LATEST: ⚡ Synthetix is launching a perp DEX on the Ethereum mainnet after a three-year absence from the L1, starting with a private beta that supports Bitcoin, ETH and Solana markets. pic.twitter.com/07WlhKqQei
— Vinanca (@LVitolo28224) December 20, 2025
What’s surprising isn’t that Synthetix left mainnet. It’s that no major perpetual DEX ever really came back. Warwick calls that unusual. In his view, Ethereum layer-1 is now the best place to run serious financial infrastructure again.
For years, the math didn’t work.
High gas fees made complex trading systems inefficient. Every transaction chipped away at liquidity and pricing. That’s why Synthetix moved to Optimism in 2022, and later expanded to Arbitrum and Base. dYdX followed a similar path, shifting to StarkEx to escape mainnet costs.
Warwick was blunt about it. When fees get too high, market efficiency breaks down. At some point, it’s not just expensive , it’s unusable.
Fast forward to today, and the numbers tell a very different story.
On Wednesday, Ethereum’s average gas fee was about 0.71 gwei. A year ago, it was 18.85 gwei. That’s roughly 26 times cheaper. Combine that with layer-2 scaling and protocol upgrades, and suddenly mainnet looks viable again for critical infrastructure.

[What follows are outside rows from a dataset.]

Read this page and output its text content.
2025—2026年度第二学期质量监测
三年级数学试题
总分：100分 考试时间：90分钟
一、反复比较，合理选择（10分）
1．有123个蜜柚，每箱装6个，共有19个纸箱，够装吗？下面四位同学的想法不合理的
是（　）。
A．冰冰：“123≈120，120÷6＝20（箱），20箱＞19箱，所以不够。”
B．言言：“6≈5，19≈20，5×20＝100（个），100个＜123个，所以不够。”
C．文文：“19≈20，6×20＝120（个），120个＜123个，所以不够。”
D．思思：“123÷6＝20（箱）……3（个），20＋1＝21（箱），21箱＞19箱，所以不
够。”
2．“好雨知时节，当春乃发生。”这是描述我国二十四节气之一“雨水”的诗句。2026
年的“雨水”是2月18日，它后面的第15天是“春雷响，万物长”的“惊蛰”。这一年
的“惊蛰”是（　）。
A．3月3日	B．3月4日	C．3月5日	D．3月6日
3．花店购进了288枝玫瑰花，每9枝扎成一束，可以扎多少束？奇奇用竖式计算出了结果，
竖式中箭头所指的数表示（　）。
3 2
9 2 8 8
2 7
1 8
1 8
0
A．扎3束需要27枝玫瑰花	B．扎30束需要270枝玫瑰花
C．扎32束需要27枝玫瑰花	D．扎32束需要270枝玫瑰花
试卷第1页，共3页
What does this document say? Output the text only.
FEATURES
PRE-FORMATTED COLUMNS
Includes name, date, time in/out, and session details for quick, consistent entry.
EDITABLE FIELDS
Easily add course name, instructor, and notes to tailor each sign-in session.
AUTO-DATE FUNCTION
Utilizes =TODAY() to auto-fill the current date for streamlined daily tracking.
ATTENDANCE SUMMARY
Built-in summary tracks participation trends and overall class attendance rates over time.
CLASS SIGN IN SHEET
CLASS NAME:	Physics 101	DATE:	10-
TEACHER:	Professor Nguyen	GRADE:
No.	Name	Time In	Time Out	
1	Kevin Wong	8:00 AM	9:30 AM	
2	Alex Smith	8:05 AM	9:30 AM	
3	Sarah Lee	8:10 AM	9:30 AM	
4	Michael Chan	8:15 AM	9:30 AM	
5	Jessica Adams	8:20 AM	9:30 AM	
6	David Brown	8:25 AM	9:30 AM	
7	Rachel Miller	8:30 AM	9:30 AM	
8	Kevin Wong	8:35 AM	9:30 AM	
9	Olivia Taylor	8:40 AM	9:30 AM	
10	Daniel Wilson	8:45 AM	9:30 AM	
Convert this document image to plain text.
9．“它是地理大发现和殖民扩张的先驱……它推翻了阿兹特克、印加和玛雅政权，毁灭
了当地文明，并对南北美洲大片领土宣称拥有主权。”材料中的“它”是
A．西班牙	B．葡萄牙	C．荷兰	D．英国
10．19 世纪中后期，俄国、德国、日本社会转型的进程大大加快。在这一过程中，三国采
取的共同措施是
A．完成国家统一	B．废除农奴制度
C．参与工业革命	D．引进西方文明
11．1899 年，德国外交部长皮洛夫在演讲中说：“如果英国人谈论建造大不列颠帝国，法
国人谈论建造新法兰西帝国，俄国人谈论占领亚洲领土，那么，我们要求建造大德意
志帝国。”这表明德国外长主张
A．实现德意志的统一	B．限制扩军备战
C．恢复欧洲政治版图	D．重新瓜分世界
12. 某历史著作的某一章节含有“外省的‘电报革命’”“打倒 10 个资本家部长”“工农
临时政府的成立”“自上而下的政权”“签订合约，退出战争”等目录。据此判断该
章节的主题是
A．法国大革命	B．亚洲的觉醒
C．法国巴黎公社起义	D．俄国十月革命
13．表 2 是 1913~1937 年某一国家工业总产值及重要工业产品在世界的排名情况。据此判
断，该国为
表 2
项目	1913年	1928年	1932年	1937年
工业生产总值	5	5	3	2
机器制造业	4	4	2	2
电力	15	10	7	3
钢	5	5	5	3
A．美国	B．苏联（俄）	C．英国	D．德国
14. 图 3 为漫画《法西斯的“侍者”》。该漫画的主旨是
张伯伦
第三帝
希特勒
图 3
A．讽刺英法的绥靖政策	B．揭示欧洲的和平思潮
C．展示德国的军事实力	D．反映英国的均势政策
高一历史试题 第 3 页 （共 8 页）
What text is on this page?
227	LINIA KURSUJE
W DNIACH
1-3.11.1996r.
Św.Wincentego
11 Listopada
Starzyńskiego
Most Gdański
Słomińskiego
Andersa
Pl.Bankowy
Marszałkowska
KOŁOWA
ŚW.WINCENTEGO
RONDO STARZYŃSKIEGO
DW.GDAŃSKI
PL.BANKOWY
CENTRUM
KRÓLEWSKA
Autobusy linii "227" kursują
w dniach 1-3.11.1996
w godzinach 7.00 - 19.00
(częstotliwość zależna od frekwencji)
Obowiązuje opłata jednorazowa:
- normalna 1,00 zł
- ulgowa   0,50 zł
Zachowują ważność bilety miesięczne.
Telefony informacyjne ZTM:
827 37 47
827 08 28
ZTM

And it’s not stopping here.
Some Ethereum developers expect even more capacity in 2026. Educator Anthony Sassano recently pointed out that plans to raise Ethereum’s gas limit to 180 million next year should be seen as a baseline, not a ceiling.
Warwick thinks this opens the door for more platforms to follow Synthetix’s lead.
Ethereum still holds most of crypto’s liquidity. Most assets live there. Most margin lives there. From a pure market efficiency standpoint, running perps where the liquidity already exists makes sense. And now, the network finally has room for it.
He also credits 2025 as a turning point for Ethereum’s development. In his words, it may be the network’s best year since the Merge in 2022, with teams focusing more on what builders actually need instead of abstract roadmap debates.
Warwick even joked that it wouldn’t feel like a real Synthetix launch unless someone tried to copy it within 20 minutes.
The bigger picture is clear. Ethereum’s economics have shifted. Infrastructure has caught up. And for the first time in years, layer-1 isn’t just usable again; it’s competitive.